Am 29. Oktober 2025 fand ein entscheidender Parteitag des Berliner Landesverbands der Bündnis Sahra Wagenknecht (BSW) statt, auf dem zentrale Wahlkampfschwerpunkte für die Bundestagswahl 2025 diskutiert wurden. Insbesondere die Themen Außenpolitik und Militär standen im Fokus. Der BSW-Vorsitzende Alexander King äußerte scharfe Kritik am außenpolitischen Kurs der Bundesregierung und warf ihr Militarisierung vor. Die BSW-Linie lehnt eine Wiedereinführung der Wehrpflicht ab und setzt sich stattdessen für ein friedliches Verhältnis zu Russland ein.
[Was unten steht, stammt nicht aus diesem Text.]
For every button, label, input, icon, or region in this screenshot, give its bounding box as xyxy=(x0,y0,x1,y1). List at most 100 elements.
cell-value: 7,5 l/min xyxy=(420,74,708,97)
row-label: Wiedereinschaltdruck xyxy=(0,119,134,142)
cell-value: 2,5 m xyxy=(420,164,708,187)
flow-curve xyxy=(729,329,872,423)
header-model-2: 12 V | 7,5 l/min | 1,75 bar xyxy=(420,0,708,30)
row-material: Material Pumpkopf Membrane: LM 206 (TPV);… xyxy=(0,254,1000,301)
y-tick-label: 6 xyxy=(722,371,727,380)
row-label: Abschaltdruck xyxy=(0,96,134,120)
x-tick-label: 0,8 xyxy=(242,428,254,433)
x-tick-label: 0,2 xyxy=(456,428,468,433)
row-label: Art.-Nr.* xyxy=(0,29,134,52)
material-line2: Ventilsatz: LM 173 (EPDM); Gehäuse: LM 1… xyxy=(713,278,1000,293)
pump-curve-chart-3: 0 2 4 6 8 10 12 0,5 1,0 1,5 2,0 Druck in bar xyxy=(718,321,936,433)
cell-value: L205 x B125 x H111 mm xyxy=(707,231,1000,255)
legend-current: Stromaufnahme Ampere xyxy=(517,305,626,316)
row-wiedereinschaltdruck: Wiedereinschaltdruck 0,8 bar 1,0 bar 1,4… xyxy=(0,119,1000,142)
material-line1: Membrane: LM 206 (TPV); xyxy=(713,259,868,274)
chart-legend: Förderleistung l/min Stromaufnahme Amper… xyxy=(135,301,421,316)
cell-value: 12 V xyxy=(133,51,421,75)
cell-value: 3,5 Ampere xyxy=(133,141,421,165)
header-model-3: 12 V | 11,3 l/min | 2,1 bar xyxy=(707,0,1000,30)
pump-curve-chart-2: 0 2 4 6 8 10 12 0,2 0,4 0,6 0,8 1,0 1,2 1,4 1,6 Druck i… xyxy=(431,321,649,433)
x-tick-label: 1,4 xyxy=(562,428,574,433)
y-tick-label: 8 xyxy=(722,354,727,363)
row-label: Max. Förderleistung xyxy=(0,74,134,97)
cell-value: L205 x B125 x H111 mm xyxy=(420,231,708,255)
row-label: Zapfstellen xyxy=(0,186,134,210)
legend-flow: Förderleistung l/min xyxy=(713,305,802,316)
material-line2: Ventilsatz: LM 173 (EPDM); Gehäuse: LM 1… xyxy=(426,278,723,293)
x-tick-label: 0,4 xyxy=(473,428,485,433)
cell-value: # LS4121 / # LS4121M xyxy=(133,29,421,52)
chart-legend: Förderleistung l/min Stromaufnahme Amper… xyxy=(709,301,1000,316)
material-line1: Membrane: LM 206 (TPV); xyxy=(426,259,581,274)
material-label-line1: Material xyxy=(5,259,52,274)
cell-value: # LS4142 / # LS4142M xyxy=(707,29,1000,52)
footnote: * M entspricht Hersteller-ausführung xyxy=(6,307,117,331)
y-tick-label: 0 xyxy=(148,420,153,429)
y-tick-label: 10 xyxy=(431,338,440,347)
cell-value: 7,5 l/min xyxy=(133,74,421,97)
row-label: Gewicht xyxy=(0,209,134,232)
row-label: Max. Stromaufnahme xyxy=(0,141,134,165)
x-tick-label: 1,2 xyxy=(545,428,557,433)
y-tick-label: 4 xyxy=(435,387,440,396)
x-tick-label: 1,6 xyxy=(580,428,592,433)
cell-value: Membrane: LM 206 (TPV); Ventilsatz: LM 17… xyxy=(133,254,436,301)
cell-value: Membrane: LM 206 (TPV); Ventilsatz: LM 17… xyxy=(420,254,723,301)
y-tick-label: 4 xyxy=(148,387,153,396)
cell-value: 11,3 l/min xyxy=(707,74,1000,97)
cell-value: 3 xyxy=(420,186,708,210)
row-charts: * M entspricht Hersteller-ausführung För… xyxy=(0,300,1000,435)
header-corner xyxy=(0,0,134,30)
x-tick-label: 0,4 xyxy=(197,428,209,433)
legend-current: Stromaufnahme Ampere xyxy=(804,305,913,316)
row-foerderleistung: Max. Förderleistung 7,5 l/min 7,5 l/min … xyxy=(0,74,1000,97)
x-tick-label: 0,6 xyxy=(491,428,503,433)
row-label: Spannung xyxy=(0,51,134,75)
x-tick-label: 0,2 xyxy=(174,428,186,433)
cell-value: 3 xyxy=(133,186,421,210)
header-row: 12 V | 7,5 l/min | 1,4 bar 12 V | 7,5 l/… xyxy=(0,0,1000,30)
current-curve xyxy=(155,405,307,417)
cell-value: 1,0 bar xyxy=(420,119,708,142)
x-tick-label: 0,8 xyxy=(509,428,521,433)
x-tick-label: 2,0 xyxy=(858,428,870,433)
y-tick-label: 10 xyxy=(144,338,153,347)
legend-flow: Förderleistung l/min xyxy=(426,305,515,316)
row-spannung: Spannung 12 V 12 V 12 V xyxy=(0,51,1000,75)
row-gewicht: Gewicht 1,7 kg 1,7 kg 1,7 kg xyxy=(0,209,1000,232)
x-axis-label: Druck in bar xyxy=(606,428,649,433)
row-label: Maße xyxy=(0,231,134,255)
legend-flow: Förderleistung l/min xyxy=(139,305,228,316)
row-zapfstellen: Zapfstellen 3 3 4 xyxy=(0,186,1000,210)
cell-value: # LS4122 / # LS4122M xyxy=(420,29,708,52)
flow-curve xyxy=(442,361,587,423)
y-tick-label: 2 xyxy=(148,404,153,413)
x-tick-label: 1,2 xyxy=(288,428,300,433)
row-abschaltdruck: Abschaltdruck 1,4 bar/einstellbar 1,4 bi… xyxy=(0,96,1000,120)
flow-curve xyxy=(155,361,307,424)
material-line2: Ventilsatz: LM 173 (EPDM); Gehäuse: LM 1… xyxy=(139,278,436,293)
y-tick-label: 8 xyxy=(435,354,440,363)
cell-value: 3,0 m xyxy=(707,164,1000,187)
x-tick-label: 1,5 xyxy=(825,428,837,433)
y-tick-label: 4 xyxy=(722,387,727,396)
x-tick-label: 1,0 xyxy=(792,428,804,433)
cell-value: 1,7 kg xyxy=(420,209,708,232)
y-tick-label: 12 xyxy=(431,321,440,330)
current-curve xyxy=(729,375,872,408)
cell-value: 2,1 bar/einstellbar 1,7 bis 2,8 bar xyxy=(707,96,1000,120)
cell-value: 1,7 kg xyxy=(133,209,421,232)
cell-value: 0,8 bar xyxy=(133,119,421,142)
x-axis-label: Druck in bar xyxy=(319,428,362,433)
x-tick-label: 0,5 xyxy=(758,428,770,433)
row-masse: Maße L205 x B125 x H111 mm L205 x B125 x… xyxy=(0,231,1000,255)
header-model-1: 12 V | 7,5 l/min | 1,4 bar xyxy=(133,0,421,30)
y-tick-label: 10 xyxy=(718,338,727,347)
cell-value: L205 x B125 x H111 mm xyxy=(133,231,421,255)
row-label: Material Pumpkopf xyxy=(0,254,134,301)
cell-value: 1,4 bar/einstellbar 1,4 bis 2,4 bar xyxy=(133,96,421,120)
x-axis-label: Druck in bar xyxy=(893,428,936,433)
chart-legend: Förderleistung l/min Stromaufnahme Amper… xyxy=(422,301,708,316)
Ein zentraler Bestandteil der Wahlkampfthemen sind die Außen- und Friedenspolitik. Der BSW sieht sich als Friedenspartei, die eine Distanzierung von den USA sowie die Förderung einer stabilen Sicherheitsarchitektur in Europa fordert. King sprach von einem „Operationsplan Deutschland“ zur Landesverteidigung, der klare Positionen zur Verteidigungspolitik des Landes formuliert. Während die Haltung anderer Parteien hinsichtlich der Verteidigungsausgaben variieren, gibt es von Seiten des BSW keine konkrete Angabe zum Anteil am BIP.
Detaillierte Wahlkampfthemen
Zu den weiteren Kernanliegen des BSW gehören die Untersuchung der Pandemie-Politik des Senats und eine Forderung nach mehr Meinungsfreiheit in der Gesellschaft. Die BSW-Gremien beabsichtigen zudem, die Mieten- und Wohnungspolitik als drängendes Problem anzugehen. Bei der bevorstehenden Wahl im Februar 2025 wird „Frieden und Sicherheit“ von 48% der Deutschen als entscheidendes Thema für die Wahl angesehen, wie das ZDF-Politbarometer zeigt.
Aktuelle Umfragen zeigen, dass der BSW, der derzeit 320 Mitglieder zählt, sowohl Chancen als auch Herausforderungen im Vorfeld der Wahlen hat. Laut dem BerlinTrend könnte die Partei auf etwa 4% kommen, andere Umfragen nennen sogar bis zu 7%. Die Entscheidung über die:n Spitzenkandidat:in für den Wahlkampf fällt Anfang 2026, wobei Alexander King und Sevim Dagdelen als mögliche Kandidaten gehandelt werden.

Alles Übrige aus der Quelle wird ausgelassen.